Designing the Graphical User Interface › Guidelines for Window and Dialog Box Design › Embed OLE Areas in Windows and Dialog Boxes
Embed OLE Areas in Windows and Dialog Boxes
Note: This information pertains to Microsoft Win32 only.
You can embed an OLE (object linking and embedding) area on a CA Gen window or dialog box to allow communication from the CA Gen application to another desktop application. The desktop application is embedded in the CA Gen application.
The CA Gen application acts as an OLE automation controller. Presentation of the desktop application data appears within the CA Gen window or dialog box.
The following list shows guidelines for OLE areas:
- A single window can contain multiple OLE areas.

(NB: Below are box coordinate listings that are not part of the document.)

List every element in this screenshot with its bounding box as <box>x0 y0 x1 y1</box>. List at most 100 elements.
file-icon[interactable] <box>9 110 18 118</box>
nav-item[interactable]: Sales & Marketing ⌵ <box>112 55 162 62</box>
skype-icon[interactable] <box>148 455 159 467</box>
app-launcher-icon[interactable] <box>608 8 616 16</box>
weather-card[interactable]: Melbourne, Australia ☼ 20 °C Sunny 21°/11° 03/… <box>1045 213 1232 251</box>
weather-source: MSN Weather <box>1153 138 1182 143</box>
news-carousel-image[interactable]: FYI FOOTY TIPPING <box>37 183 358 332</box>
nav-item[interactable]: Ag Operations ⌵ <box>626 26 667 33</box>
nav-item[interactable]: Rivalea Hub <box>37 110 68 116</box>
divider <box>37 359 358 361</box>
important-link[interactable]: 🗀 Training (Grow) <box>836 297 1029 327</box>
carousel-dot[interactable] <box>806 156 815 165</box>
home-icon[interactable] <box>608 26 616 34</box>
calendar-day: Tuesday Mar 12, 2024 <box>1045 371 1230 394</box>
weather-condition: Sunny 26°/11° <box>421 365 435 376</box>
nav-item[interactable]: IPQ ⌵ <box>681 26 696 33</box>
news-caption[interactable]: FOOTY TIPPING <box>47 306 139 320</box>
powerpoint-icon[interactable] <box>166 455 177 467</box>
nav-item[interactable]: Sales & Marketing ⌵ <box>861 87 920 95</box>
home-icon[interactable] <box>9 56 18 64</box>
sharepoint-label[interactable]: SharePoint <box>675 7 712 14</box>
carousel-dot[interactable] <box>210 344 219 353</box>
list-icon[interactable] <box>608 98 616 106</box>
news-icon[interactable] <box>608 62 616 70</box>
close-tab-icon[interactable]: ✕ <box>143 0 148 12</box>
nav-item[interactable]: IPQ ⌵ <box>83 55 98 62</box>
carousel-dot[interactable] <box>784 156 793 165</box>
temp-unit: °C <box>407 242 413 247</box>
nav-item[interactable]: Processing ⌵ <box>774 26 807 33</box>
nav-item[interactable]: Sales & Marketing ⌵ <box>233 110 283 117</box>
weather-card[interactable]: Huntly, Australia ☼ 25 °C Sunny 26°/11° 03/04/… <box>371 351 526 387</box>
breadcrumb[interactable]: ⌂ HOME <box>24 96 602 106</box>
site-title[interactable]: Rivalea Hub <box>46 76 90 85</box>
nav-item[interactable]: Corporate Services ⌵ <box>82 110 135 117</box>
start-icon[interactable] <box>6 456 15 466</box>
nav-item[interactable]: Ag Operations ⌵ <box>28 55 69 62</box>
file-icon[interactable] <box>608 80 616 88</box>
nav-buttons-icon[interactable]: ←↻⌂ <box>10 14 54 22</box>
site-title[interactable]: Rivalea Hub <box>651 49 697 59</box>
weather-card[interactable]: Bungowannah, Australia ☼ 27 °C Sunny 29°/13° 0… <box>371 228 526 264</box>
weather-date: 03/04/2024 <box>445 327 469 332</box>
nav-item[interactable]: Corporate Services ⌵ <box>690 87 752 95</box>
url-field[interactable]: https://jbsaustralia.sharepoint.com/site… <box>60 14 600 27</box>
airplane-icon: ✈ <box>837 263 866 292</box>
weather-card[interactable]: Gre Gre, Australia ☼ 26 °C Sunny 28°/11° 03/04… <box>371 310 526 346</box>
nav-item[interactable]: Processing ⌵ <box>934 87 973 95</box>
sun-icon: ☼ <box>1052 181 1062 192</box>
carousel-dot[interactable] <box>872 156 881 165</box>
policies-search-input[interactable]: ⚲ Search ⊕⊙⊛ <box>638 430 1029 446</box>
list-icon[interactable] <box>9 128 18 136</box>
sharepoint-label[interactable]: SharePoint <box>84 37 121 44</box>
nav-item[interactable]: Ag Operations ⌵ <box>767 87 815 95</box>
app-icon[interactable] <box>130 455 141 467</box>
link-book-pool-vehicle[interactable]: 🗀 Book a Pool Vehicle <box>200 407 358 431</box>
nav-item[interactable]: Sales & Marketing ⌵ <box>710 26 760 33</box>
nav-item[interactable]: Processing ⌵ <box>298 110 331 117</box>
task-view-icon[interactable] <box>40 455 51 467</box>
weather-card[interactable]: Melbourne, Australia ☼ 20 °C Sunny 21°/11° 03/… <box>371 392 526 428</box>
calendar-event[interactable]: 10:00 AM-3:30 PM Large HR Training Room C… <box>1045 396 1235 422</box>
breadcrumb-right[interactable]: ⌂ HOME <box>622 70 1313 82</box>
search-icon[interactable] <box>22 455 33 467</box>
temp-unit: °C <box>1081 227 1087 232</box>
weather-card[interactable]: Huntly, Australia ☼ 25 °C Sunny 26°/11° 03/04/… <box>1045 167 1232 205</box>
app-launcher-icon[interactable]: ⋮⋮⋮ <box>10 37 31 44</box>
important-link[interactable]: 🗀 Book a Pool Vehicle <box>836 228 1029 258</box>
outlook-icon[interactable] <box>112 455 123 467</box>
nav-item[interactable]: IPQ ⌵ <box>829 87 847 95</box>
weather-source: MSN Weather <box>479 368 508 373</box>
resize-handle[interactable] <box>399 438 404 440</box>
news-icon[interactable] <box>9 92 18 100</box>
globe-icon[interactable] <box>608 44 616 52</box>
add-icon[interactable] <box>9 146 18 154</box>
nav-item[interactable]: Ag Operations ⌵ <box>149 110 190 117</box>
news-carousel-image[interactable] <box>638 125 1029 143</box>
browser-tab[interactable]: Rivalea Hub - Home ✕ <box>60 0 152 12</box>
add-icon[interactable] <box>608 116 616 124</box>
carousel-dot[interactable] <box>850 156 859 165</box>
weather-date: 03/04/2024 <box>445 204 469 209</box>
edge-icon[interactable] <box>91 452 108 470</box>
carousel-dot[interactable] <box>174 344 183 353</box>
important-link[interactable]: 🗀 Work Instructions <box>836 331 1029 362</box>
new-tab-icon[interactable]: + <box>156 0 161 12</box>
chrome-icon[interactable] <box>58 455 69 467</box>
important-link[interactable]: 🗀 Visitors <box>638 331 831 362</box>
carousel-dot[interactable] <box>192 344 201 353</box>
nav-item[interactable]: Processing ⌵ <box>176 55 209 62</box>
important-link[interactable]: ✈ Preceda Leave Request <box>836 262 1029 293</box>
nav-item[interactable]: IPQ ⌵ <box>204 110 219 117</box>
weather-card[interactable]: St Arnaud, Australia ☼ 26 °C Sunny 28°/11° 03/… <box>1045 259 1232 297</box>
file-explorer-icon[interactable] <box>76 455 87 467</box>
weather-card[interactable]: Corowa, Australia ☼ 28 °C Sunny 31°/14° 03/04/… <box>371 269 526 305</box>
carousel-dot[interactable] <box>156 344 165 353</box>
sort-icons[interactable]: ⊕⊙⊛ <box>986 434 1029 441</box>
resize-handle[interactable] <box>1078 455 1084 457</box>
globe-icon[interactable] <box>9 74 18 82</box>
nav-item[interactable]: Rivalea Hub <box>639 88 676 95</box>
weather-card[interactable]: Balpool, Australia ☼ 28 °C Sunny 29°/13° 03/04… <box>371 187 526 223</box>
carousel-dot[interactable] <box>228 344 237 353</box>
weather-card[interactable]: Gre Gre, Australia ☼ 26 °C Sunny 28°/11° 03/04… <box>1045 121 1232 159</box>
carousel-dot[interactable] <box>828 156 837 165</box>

- The number of areas is limited by space. More than four will start to become difficult to read without a rather large monitor.
- Only one OLE area can be active at any one time.
- When you design the OLE area you, keep in mind the size of the area needed by the desktop application. For example, if the OLE area is being designated to run a word processor, you will want to place the area with the maximum width and as much length as possible for reading the material.
- Which main window menu bar items you would like to have merged with the OLE application. For more information, see Set Merge for OLE Menu Items.
- The tool bar will be replaced by the OLE objects tool bar.
- When you bring the OLE object into place, there are no scroll bars for the area, unless the object brought the scroll bars with it.
- You can insert to OLE object for the user during design time, or allow the user to insert the object during application runtime (see Special Actions for Menu Items and Push Buttons). You can make the OLE object either read only or update.
- If you insert the OLE object during design, make the object read only. The reason for this is that each time the application is executed the object will start at its designed state. Allowing the user to update the object will give the false impression that work on that object is being accomplished.
- If you allow the user to insert the object (which will leave the OLE area unfilled during design), and the user needs the capability to update the object, allow the object to be updated.